The real acceleration, he said, may be in the grocery space. Delivery, as well as click and collect, have been growing steadily in the grocery space but still represent a small percentage of the overall pie. Grocery delivery, he said, “is a market that was already hitting an inflection point.” Now, there are a lot of people who have like tried it at least once along with other people more keen on trying it out given the circumstances. “There’s where habit formation kicks in,” said Lipsman, “that can be a real accelerant on what’s happening.” Currently, online grocery sales only represent about 3% of total food and beverage sales in U.S., but some forecasts expect it see an over 17% change each year.

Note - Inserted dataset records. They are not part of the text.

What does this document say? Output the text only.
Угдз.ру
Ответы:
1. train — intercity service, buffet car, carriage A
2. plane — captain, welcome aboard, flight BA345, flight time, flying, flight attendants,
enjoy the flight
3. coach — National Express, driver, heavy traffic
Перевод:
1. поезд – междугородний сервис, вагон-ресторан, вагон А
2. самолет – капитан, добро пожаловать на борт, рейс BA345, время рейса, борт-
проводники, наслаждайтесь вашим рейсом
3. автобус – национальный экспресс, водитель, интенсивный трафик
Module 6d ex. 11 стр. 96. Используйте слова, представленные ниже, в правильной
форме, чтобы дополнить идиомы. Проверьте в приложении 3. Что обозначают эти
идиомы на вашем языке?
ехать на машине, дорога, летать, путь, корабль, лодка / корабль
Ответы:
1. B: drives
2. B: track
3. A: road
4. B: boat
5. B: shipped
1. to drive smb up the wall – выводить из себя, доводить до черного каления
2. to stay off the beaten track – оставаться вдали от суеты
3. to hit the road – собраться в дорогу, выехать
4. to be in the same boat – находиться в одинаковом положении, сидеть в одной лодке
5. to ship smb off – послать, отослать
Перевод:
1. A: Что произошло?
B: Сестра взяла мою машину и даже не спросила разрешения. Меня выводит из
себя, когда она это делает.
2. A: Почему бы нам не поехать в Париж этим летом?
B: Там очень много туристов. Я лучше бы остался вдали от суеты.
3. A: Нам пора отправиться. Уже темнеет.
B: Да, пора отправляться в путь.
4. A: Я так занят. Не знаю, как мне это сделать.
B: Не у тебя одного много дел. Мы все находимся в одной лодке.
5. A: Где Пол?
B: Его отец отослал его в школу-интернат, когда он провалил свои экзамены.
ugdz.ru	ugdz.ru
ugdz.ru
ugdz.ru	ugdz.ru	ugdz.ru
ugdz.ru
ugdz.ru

Looking abroad for sustained impacts
For the United States, we’re still in the very early days of this pandemic. Markets like China, however, may provide a look into how consumer demand is shifting in regards to pickup and delivery. According to Asa Mazor-Freedman, an associate specialist at the APAC division of Gartner for Marketers, China saw a significant increase in grocery delivery over the last few months. Restaurants too have been trying to ride the wave they have been “a little less successful” — likely due to a number of major restaurant location closures in the country.

While the appetite for these services may be increasing, there are other elements to keep in mind too. For one, the world economy seems to be in the midst of an overall downturn. Thus, both consumer spending and confidence are likely to see a decline. In China, said Mazor-Freedman, “e-commerce has not been immune to the overall economic downturn.” Which is to say that consumers seemed hesitant to spend money as a whole, even though services were created to make things more accessible during the public health crisis.

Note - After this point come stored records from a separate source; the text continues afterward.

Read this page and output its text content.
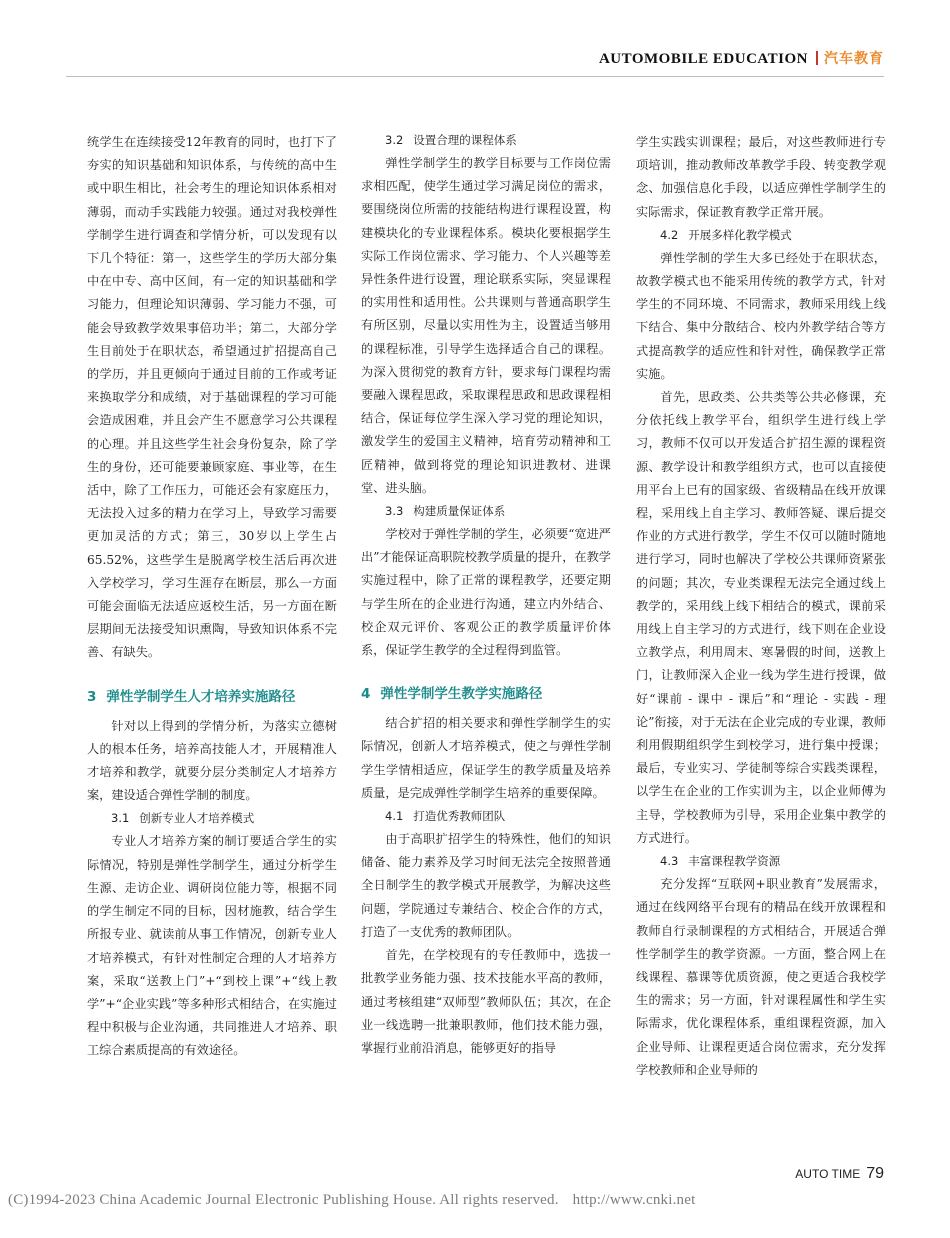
AUTOMOBILE EDUCATION 汽车教育

统学生在连续接受12年教育的同时，也打下了夯实的知识基础和知识体系，与传统的高中生或中职生相比，社会考生的理论知识体系相对薄弱，而动手实践能力较强。通过对我校弹性学制学生进行调查和学情分析，可以发现有以下几个特征：第一，这些学生的学历大部分集中在中专、高中区间，有一定的知识基础和学习能力，但理论知识薄弱、学习能力不强，可能会导致教学效果事倍功半；第二，大部分学生目前处于在职状态，希望通过扩招提高自己的学历，并且更倾向于通过目前的工作或考证来换取学分和成绩，对于基础课程的学习可能会造成困难，并且会产生不愿意学习公共课程的心理。并且这些学生社会身份复杂，除了学生的身份，还可能要兼顾家庭、事业等，在生活中，除了工作压力，可能还会有家庭压力，无法投入过多的精力在学习上，导致学习需要更加灵活的方式；第三，30岁以上学生占65.52%，这些学生是脱离学校生活后再次进入学校学习，学习生涯存在断层，那么一方面可能会面临无法适应返校生活，另一方面在断层期间无法接受知识熏陶，导致知识体系不完善、有缺失。

3 弹性学制学生人才培养实施路径

针对以上得到的学情分析，为落实立德树人的根本任务，培养高技能人才，开展精准人才培养和教学，就要分层分类制定人才培养方案，建设适合弹性学制的制度。

3.1 创新专业人才培养模式

专业人才培养方案的制订要适合学生的实际情况，特别是弹性学制学生，通过分析学生生源、走访企业、调研岗位能力等，根据不同的学生制定不同的目标，因材施教，结合学生所报专业、就读前从事工作情况，创新专业人才培养模式，有针对性制定合理的人才培养方案，采取“送教上门”+“到校上课”+“线上教学”+“企业实践”等多种形式相结合，在实施过程中积极与企业沟通，共同推进人才培养、职工综合素质提高的有效途径。

3.2 设置合理的课程体系

弹性学制学生的教学目标要与工作岗位需求相匹配，使学生通过学习满足岗位的需求，要围绕岗位所需的技能结构进行课程设置，构建模块化的专业课程体系。模块化要根据学生实际工作岗位需求、学习能力、个人兴趣等差异性条件进行设置，理论联系实际，突显课程的实用性和适用性。公共课则与普通高职学生有所区别，尽量以实用性为主，设置适当够用的课程标准，引导学生选择适合自己的课程。为深入贯彻党的教育方针，要求每门课程均需要融入课程思政，采取课程思政和思政课程相结合，保证每位学生深入学习党的理论知识，激发学生的爱国主义精神，培育劳动精神和工匠精神，做到将党的理论知识进教材、进课堂、进头脑。

3.3 构建质量保证体系

学校对于弹性学制的学生，必须要“宽进严出”才能保证高职院校教学质量的提升，在教学实施过程中，除了正常的课程教学，还要定期与学生所在的企业进行沟通，建立内外结合、校企双元评价、客观公正的教学质量评价体系，保证学生教学的全过程得到监管。

4 弹性学制学生教学实施路径

结合扩招的相关要求和弹性学制学生的实际情况，创新人才培养模式，使之与弹性学制学生学情相适应，保证学生的教学质量及培养质量，是完成弹性学制学生培养的重要保障。

4.1 打造优秀教师团队

由于高职扩招学生的特殊性，他们的知识储备、能力素养及学习时间无法完全按照普通全日制学生的教学模式开展教学，为解决这些问题，学院通过专兼结合、校企合作的方式，打造了一支优秀的教师团队。

首先，在学校现有的专任教师中，选拔一批教学业务能力强、技术技能水平高的教师，通过考核组建“双师型”教师队伍；其次，在企业一线选聘一批兼职教师，他们技术能力强，掌握行业前沿消息，能够更好的指导

学生实践实训课程；最后，对这些教师进行专项培训，推动教师改革教学手段、转变教学观念、加强信息化手段，以适应弹性学制学生的实际需求，保证教育教学正常开展。

4.2 开展多样化教学模式

弹性学制的学生大多已经处于在职状态，故教学模式也不能采用传统的教学方式，针对学生的不同环境、不同需求，教师采用线上线下结合、集中分散结合、校内外教学结合等方式提高教学的适应性和针对性，确保教学正常实施。

首先，思政类、公共类等公共必修课，充分依托线上教学平台，组织学生进行线上学习，教师不仅可以开发适合扩招生源的课程资源、教学设计和教学组织方式，也可以直接使用平台上已有的国家级、省级精品在线开放课程，采用线上自主学习、教师答疑、课后提交作业的方式进行教学，学生不仅可以随时随地进行学习，同时也解决了学校公共课师资紧张的问题；其次，专业类课程无法完全通过线上教学的，采用线上线下相结合的模式，课前采用线上自主学习的方式进行，线下则在企业设立教学点，利用周末、寒暑假的时间，送教上门，让教师深入企业一线为学生进行授课，做好“课前 - 课中 - 课后”和“理论 - 实践 - 理论”衔接，对于无法在企业完成的专业课，教师利用假期组织学生到校学习，进行集中授课；最后，专业实习、学徒制等综合实践类课程，以学生在企业的工作实训为主，以企业师傅为主导，学校教师为引导，采用企业集中教学的方式进行。

4.3 丰富课程教学资源

充分发挥“互联网+职业教育”发展需求，通过在线网络平台现有的精品在线开放课程和教师自行录制课程的方式相结合，开展适合弹性学制学生的教学资源。一方面，整合网上在线课程、慕课等优质资源，使之更适合我校学生的需求；另一方面，针对课程属性和学生实际需求，优化课程体系，重组课程资源，加入企业导师、让课程更适合岗位需求，充分发挥学校教师和企业导师的

AUTO TIME 79
(C)1994-2023 China Academic Journal Electronic Publishing House. All rights reserved. http://www.cnki.net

Lipsman sees the effects slowly emerging, but also thinks it’s important to understand all the extraneous effects. Restaurants and grocers are responding to the crisis, but that doesn’t mean brand new habits and more spending is going to occur.

“You have to take a nuanced approach to a lot of these things,” he said. “A lot of the analysts assume these things are like a light switch.” But, he went on, “there are often counter-acting effects — and we need to calibrate [them].”